Nathalie Le Meur : «Pas de projets sans concertation»
# Conjoncture

Nathalie Le Meur : «Pas de projets sans concertation»



Se lancer dans l'éolien à dimension nationale, quand on est une PME bretonne, n'est-ce pas difficile?

Oui, d'autant que nos concurrents sont de grands groupes. Mais notre assise financière est parfois meilleure que la leur. En revanche, nous sommes dans un secteur à risque. Le photovoltaïque possède un délai de développement plus court et un cadre législatif différent. Mais concernant l'offshore, le cadre règlementaire est flou. Nous avançons à l'aveugle depuis le début. Notre stratégie va se définir en fonction des réflexions de l'État.


Vos partenaires sont avant tout des collectivités, comment les approchez-vous?

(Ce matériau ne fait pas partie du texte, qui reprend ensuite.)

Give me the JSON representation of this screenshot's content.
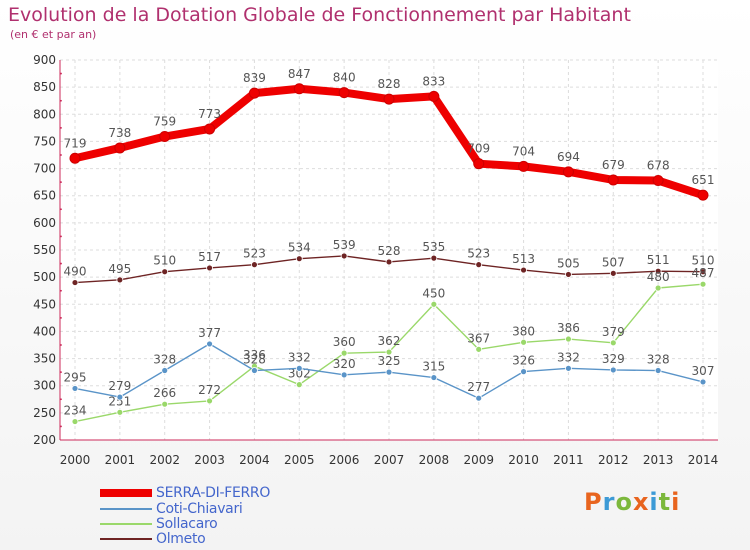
{
  "header": {
    "title": "Evolution de la Dotation Globale de Fonctionnement par Habitant",
    "subtitle": "(en € et par an)"
  },
  "brand": {
    "text": "Proxiti",
    "colors": [
      "#e8641e",
      "#3c9ad6",
      "#7cb83c",
      "#e8641e",
      "#3c9ad6",
      "#7cb83c",
      "#e8641e"
    ]
  },
  "chart_data": {
    "type": "line",
    "x": [
      "2000",
      "2001",
      "2002",
      "2003",
      "2004",
      "2005",
      "2006",
      "2007",
      "2008",
      "2009",
      "2010",
      "2011",
      "2012",
      "2013",
      "2014"
    ],
    "ylim": [
      200,
      900
    ],
    "yticks": [
      200,
      250,
      300,
      350,
      400,
      450,
      500,
      550,
      600,
      650,
      700,
      750,
      800,
      850,
      900
    ],
    "grid": true,
    "legend_position": "bottom-left",
    "series": [
      {
        "name": "SERRA-DI-FERRO",
        "color": "#ee0000",
        "values": [
          719,
          738,
          759,
          773,
          839,
          847,
          840,
          828,
          833,
          709,
          704,
          694,
          679,
          678,
          651
        ]
      },
      {
        "name": "Coti-Chiavari",
        "color": "#5a94c8",
        "values": [
          295,
          279,
          328,
          377,
          328,
          332,
          320,
          325,
          315,
          277,
          326,
          332,
          329,
          328,
          307
        ]
      },
      {
        "name": "Sollacaro",
        "color": "#9ad86a",
        "values": [
          234,
          251,
          266,
          272,
          336,
          302,
          360,
          362,
          450,
          367,
          380,
          386,
          379,
          480,
          487
        ]
      },
      {
        "name": "Olmeto",
        "color": "#6e2424",
        "values": [
          490,
          495,
          510,
          517,
          523,
          534,
          539,
          528,
          535,
          523,
          513,
          505,
          507,
          511,
          510
        ]
      }
    ]
  }
}
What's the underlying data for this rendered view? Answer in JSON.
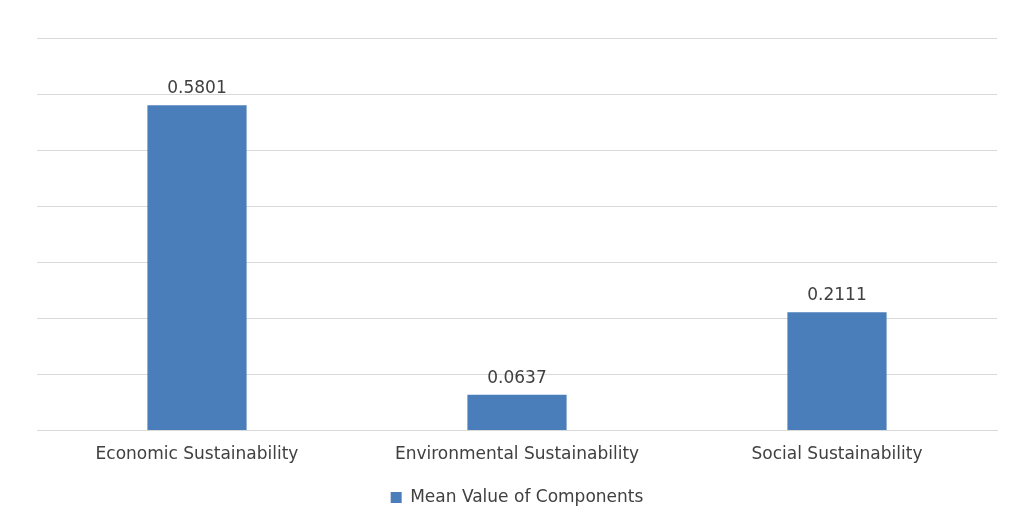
{
  "chart_data": {
    "type": "bar",
    "categories": [
      "Economic Sustainability",
      "Environmental Sustainability",
      "Social Sustainability"
    ],
    "series": [
      {
        "name": "Mean Value of Components",
        "color": "#4a7ebb",
        "values": [
          0.5801,
          0.0637,
          0.2111
        ]
      }
    ],
    "ylim": [
      0,
      0.7
    ],
    "yticks": [
      {
        "value": 0,
        "label": null
      },
      {
        "value": 0.1,
        "label": null
      },
      {
        "value": 0.2,
        "label": null
      },
      {
        "value": 0.3,
        "label": null
      },
      {
        "value": 0.4,
        "label": null
      },
      {
        "value": 0.5,
        "label": null
      },
      {
        "value": 0.6,
        "label": null
      },
      {
        "value": 0.7,
        "label": null
      }
    ],
    "tick_labels": "x",
    "grid": "y",
    "legend": "bottom",
    "data_labels": true
  }
}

Nous avons démarré il y a dix ans, pensant que la dimension environnementale que nous apportions serait bien accueillie. C'était avant la «vague » écologique et cette notion était alors encore trop floue pour être plébiscitée par tous. Nous n'avons pas changé de méthode, au contraire ! Notre moteur reste la concertation. Si les projets n'étaient pas portés par des territoires, les parcs ne sortiraient pas de l'eau. Dans le terrestre, certains projets ont mis trois ans à se concrétiser, d'autres près de neuf ans ! Dans l'éolien offshore, il y a beaucoup de contraintes à prendre en compte : la richesse environnementale, le paysage, les usagers de la mer comme les plaisanciers et les pêcheurs professionnels... Les parcs doivent être conçus avec les populations. Les études d'impacts guident notre réflexion. L'idéal serait que les résidents locaux deviennent investisseurs des parcs quand c'est possible. Ainsi ils récupéreraient leur investissement grâce à la revente de l'énergie auprès d'EDF.

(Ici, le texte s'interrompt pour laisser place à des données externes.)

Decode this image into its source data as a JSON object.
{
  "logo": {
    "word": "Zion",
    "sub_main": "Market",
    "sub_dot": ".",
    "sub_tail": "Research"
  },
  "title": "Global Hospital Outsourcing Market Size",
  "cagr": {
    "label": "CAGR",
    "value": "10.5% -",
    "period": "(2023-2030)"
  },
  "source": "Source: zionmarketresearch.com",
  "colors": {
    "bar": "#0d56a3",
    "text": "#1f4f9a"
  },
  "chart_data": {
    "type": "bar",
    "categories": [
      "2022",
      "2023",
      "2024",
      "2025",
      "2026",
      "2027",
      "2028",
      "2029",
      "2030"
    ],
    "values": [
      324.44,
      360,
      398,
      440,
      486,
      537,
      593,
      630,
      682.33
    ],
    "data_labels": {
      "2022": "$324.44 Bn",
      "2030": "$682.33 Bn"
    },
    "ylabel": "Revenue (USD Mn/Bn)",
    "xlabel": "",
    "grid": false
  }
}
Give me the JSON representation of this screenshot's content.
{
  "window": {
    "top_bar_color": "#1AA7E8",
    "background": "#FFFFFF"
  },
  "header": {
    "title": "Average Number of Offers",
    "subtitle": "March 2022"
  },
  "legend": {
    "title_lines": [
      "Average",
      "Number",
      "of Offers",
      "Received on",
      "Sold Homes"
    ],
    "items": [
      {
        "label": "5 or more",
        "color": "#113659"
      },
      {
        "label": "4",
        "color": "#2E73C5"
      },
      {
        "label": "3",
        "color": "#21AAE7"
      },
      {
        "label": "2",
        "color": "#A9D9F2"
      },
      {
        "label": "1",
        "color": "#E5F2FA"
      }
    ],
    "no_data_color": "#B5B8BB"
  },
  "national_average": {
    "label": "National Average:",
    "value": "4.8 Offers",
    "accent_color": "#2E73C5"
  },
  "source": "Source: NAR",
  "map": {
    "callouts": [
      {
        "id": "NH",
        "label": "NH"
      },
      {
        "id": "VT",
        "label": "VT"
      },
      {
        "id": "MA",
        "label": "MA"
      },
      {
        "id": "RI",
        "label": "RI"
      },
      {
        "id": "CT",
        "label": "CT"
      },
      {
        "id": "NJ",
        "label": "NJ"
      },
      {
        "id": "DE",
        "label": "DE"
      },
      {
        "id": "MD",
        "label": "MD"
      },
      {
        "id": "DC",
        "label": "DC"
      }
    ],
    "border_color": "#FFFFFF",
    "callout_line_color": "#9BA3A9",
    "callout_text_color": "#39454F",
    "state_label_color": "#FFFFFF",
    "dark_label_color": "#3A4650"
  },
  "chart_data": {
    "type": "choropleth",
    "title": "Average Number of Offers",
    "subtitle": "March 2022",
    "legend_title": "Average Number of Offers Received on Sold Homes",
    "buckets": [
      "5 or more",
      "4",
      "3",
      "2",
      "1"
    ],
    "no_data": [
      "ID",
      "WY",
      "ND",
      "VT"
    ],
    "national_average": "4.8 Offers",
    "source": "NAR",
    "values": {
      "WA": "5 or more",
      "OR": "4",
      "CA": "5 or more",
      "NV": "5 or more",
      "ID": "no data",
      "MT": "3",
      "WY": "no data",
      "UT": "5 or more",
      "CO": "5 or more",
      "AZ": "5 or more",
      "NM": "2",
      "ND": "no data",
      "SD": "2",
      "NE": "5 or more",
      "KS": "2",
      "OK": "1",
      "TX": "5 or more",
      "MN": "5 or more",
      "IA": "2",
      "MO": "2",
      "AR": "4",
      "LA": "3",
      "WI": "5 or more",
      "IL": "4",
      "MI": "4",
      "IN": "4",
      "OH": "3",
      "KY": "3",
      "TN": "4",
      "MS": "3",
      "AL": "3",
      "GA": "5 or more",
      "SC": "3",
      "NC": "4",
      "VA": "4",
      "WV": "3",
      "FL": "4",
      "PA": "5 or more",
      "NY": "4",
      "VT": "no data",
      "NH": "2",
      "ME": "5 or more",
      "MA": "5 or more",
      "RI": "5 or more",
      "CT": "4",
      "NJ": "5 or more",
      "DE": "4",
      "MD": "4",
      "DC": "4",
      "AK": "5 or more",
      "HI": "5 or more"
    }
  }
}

D'après vous, le projet d'éoliennes flottantes que vous développez avec DCNS, constituerait un fort gisement de croissance?

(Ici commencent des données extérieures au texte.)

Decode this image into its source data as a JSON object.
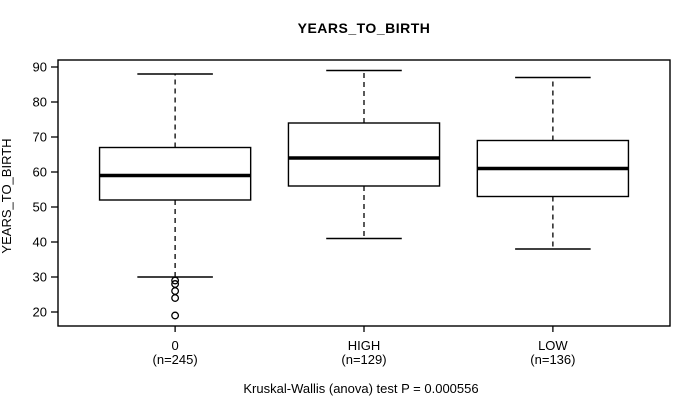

Avec le projet Winflo, labellisé par le Pôle Mer, nous avons réuni un consortium d'industriels et d'institutionnels: DCNS, SAIPEM, Invivo, l'ENSIETA et l'Ifremer. Si cet équipement coûte plus cher à mettre en oeuvre, il est aussi moins risqué pour les utilisateurs car plus éloigné des côtes. Là-bas, les ressources en vent sont plus régulières et plus importantes. Les politiques doivent prendre les bonnes décisions: ce projet pourrait créer plus de 1.000 emplois directs et 5.000 emplois indirects d'ici à 2020. La fabrication et la maintenance doivent être locales.